Whilst for many Christians this provides a helpful pattern for discipleship, for others it is just too legalistic and they find that the structure of the Church Year is too contrived. For them all the seasons of Jesus are celebrated in every act of Christian worship and one shouldn't be too picky – we live in a post-Pentecost era at all times of the year.
But as there is a Church Year to be followed then I, for one, have come to regret the absence of an Ascension Sunday, although it is possible to use the following Sunday to reflect on the importance of the ascension of Jesus.
For its importance cannot be denied. It does not surprise me that it might have been one of the earliest Christian ‘holy days’. For it sets Christ apart. He is up there beyond the emperors and the gods of empire.
Within just a few years of the lifetime of Jesus Paul had seen through the resurrection to the glory of the One who has been ‘seated at the right hand of the Father of glory far above all rule and authority and power and dominion and has all things under his feet’.
The fashions of recent years have negatively criticised Paul for his lack of acknowledgement of the life work of Jesus. But this can miss his point. Jesus is the Christ who has gone beyond one life time. His humanity has been lifted to the heights of the throne of God. And with his, so has ours.
Currently our prayer and spirituality seems to be dominated by the discovery of the God within. So the language of ‘up there’ and ‘out there’ can feel out of touch. Well let it be – because in Jesus God was doing more than giving us a bit of moral inspiration. God wasn’t just being relevant. He was laying down a foundation for lift-off. He was turning us toward the ascent we can make into heights of who we are in Christ.
It might be helpful to portray Jesus as the person in whom God who got down and dirty, but that’s not his natural habitat anymore than it is ours.
Ascension is the time to celebrate the outer reaches of our human understanding of Christ and ponder how we may go beyond the particularity of his Incarnation. Is he forever, the risen Palestinian Jew?
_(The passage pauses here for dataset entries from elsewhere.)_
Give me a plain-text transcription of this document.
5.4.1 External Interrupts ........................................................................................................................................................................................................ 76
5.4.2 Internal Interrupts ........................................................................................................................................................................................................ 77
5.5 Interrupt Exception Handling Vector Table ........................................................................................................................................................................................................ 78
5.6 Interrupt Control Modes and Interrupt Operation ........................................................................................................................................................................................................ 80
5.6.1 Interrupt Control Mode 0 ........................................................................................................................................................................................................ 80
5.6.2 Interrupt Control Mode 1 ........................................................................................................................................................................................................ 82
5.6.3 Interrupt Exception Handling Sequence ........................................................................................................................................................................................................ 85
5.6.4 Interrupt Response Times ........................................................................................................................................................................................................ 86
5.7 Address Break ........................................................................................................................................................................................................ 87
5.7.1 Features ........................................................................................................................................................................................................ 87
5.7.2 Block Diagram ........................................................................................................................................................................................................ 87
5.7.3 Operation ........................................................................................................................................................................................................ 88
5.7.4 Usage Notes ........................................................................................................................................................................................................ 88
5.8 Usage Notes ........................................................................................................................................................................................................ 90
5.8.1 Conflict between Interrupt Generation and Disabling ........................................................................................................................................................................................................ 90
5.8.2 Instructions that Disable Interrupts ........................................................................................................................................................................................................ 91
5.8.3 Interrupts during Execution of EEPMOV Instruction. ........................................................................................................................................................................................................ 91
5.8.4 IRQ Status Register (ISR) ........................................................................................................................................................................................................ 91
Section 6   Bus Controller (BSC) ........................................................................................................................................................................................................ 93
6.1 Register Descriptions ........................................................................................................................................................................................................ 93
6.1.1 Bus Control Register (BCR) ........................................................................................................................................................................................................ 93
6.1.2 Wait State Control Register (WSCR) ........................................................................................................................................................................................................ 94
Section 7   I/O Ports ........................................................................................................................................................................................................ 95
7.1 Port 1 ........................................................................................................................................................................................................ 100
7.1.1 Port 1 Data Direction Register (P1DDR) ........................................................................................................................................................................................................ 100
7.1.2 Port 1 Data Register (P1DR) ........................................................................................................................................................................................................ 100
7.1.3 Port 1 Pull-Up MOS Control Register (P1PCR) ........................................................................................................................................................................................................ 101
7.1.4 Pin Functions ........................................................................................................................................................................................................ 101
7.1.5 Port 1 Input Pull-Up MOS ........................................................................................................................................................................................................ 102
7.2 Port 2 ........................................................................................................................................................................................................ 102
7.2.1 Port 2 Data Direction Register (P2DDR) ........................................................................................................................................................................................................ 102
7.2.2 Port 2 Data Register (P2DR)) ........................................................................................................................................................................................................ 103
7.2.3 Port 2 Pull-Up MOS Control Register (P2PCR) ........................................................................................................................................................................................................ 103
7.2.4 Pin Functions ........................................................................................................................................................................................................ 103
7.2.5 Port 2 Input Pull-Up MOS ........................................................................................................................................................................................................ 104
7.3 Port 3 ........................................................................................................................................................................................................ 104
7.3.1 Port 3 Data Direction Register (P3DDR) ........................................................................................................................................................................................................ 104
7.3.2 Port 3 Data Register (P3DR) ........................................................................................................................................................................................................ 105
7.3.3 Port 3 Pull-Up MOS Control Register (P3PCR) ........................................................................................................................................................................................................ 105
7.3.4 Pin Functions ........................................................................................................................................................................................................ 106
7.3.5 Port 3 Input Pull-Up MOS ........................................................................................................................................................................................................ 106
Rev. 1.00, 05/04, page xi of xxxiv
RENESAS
In his time Jesus challenged the powers and authorities of state and religion. It is the Ascension that lifts him out of that cultural setting and through his Spirit drops him into the same challenges of our own time. The Ascending Christ is the Lord and Giver of Life whose Spirit calls his disciples to have no Caesar but God.
The Ascension initiates the pathway of dissent and non-conformity which is the birth-right of all Christians and along which the first Christian martyrs trod within those early decades of the post-Pentecost era.
Thus I argue that of all Christian holy-days it is the Ascension that should inspire Baptists. It is our Maundy Thursday; the day when we turn out for church on a day other than Sunday. It provides the spiritual starting point for Dissent. It is the justification for the cry ‘not in our name’.
So thank you Catholic Christians for keeping the tradition, and may some other Christians, especially those who are proud of their non-conformity, join you.